Thursday, 17 April 2014

And so the campaign begins

All the waiting is (nearly) over, and so on Saturday I start my first season as a team captain with the new 5th XI. The Thirds have had a few problems with the ground they're renting and their game is off this weekend, so my selection's been relatively easy with a few more players to choose from than will I imagine be the norm. The team's got a good mix of core 5th team players, juniors and a smattering of 3rd XI experience and we should at least be reasonably competitive.

For me personally pre-season has gone pretty well. I haven't had to entirely re-learn my bowling action and I've been able to find a good length more often than not. My batting is what it is but my bat just keeps getting better - I'm not sure it was properly knocked in before but the ball's been really flying off the blade on the few (but increasingly frequent) occasions when I've found the middle. I'll probably place myself at about eight in the batting line up, and hopefully I can get the team to bat through its overs more and I'll be able to look to score some runs this year. There's still issues, particularly a tightening of my right bicep that's throwing my bowling off occasionally, but I'm feeling confident enough and that's tended to be the main factor towards whether I bowl well or not.

As for my captaincy, I'm starting to believe that I am just about ready for it. I've had a decent four year apprenticeship in the fourths and especially towards the end of last year I was starting to really feel as if I was reading the game well, particularly on those two or three occasions where I unilaterally positioned myself right underneath catches, even if I did drop them. One great thing about being captain is I'll no longer have that nervous feeling as the overs tick by of wondering when, or even if, I'm going to be brought on to bowl, but I'll have to take care not to inflict that on others. There's a lot for me to learn and a fair amount of "fake it 'till you make it" in terms of being vocal in the field and giving off the right physical messages with my body language.

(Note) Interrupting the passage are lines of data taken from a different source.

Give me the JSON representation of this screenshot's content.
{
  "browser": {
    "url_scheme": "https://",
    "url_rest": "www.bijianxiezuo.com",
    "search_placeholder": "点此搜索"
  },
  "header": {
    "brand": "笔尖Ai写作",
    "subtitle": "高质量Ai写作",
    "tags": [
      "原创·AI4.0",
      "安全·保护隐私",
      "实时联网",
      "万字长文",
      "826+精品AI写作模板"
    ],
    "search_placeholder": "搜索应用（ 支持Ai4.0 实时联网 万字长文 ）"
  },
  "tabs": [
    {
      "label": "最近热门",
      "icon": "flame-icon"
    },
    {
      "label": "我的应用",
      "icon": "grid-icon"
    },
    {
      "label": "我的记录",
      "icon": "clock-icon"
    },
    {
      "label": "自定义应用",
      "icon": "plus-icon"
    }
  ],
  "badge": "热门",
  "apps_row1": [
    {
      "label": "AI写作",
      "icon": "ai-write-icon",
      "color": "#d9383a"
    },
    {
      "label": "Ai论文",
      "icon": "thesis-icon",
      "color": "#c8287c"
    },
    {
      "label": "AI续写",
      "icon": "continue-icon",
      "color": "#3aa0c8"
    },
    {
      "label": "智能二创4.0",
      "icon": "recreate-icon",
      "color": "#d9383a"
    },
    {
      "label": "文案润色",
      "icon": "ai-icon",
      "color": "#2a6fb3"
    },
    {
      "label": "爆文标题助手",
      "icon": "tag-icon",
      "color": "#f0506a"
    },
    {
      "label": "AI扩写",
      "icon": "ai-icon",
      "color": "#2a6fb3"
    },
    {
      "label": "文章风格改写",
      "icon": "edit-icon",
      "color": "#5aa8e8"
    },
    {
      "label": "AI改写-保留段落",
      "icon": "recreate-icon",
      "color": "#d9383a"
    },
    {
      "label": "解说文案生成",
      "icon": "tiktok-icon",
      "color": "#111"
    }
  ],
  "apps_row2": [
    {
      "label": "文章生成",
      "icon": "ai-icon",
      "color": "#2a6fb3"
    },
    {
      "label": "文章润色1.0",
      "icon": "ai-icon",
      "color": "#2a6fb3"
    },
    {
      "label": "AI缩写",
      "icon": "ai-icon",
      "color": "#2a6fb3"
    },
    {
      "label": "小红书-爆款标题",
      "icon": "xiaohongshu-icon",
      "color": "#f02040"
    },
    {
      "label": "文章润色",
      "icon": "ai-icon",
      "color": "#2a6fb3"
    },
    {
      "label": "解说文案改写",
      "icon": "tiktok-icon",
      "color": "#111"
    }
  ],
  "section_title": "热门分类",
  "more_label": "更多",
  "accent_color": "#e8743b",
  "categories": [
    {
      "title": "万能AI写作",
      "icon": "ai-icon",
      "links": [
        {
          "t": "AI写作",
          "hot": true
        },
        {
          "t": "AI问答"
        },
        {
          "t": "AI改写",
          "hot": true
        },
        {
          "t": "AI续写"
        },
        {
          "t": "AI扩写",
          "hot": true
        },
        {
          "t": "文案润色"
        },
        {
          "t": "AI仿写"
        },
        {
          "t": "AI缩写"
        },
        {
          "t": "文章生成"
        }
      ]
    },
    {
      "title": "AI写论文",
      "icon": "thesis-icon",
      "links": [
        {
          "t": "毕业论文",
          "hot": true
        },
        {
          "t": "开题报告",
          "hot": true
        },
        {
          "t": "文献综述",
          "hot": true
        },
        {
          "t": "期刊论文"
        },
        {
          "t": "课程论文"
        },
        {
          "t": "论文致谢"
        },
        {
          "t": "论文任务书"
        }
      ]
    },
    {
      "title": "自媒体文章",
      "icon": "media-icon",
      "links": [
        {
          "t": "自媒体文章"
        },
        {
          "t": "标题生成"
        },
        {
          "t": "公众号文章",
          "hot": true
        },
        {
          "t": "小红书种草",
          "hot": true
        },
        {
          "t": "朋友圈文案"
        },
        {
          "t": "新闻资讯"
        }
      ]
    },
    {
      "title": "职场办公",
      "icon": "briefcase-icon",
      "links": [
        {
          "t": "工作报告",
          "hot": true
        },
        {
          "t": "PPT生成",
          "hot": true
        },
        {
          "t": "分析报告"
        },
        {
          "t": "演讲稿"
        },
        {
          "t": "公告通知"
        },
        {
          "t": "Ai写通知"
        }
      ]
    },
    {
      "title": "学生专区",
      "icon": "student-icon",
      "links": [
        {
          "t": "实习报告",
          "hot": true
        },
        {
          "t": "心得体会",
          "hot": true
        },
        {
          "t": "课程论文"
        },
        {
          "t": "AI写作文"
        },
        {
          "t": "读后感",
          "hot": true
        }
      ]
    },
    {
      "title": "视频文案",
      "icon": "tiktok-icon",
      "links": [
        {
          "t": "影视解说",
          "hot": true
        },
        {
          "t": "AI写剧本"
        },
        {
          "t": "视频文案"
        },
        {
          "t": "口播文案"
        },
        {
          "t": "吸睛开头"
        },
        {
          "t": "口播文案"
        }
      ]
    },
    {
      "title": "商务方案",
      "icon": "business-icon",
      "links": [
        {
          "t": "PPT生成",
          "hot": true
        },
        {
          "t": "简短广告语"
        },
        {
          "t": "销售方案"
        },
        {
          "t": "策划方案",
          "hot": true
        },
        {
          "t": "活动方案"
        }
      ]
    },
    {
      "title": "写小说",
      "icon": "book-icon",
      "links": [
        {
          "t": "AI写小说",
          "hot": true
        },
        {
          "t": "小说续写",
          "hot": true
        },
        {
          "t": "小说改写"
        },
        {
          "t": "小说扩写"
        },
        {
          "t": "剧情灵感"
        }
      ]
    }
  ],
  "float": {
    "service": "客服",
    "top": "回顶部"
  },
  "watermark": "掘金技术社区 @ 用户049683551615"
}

I found an apt quote today, and given the team I'll be leading will probably lose more often than it wins I think I'll make it the team motto. It's from Baron Pierre de Coubertin, the founder of the modern Olympics:
The important thing in life is not the triumph, but the struggle; the essential thing is not to have conquered, but to have fought well.
In my view what I need to get right is to get the team really playing as a team with everyone knowing their role, keeping everyone happy and seeing if I can make the whole greater than the sum of its parts. Ultimately I'll know if I'm doing a good job based on how easy it is for me to find 11 players each week. It's going to be a really fascinating challenge.

Wednesday, 16 April 2014

Some advice for you Dave

Regular readers (hello to both of you) may have heard of Dave Thompson, an obsessive leg-spinner who blogs at and who I've been in contact with pretty much since I started. By astonishing coincidence, he has also found greatness, i.e. captaincy, thrust upon him by his club's elders this season, and he's written a couple of posts about some of the challenges he's facing. All very familiar to me, but since his blog doesn't seem to allow me to post comments I'll have to give him my advice in a place he's bound to find it: Here.

He's identified two issues that may cause problems with a team that, like mine, is pretty junior-heavy: scoring and umpiring. So here's my advice for Dave.

In the first place, get hold of a copy of Tom Smith's Cricket Umpiring and Scoring. It is the definitive text on how to umpire and score and gives a very good, if perhaps rather long, explanation of the correct way to fill out a scorebook. Secondly I'd add two rules:
  1. the captain needs to watch the batting without distraction so he knows how everyone is playing and can give appropriate advice and instructions, so he needs to have someone else do the scoring if at all possible.
  2. The scorer needs to be focused on the scorebook, so someone else needs to be keeping the scoreboard updated (unless he's in a scorebox that's designed to allow scorers to operate it from the inside). It doesn't ultimately matter whether the scoreboard is correct or not, but it very much DOES matter that the book is correct, and the laws specifically state that this is the scorer's duty, not anything else.
Tom Smith does have a very comprehensive description of umpiring but it's probably not the best teaching tool. For this you need to find a copy of "You Are The Umpire", which is a beautifully illustrated book with a whole host of scenarios designed to test one's knowledge of the laws. It should be a good book to pass around while the team is batting and gradually your team will learn what the laws say and how to interpret them.

Hope that helps Dave, and best of luck. It's funny we've both been handed this same challenge at the same time, but there's plenty of examples down the years to show that slow spinners make the best captains!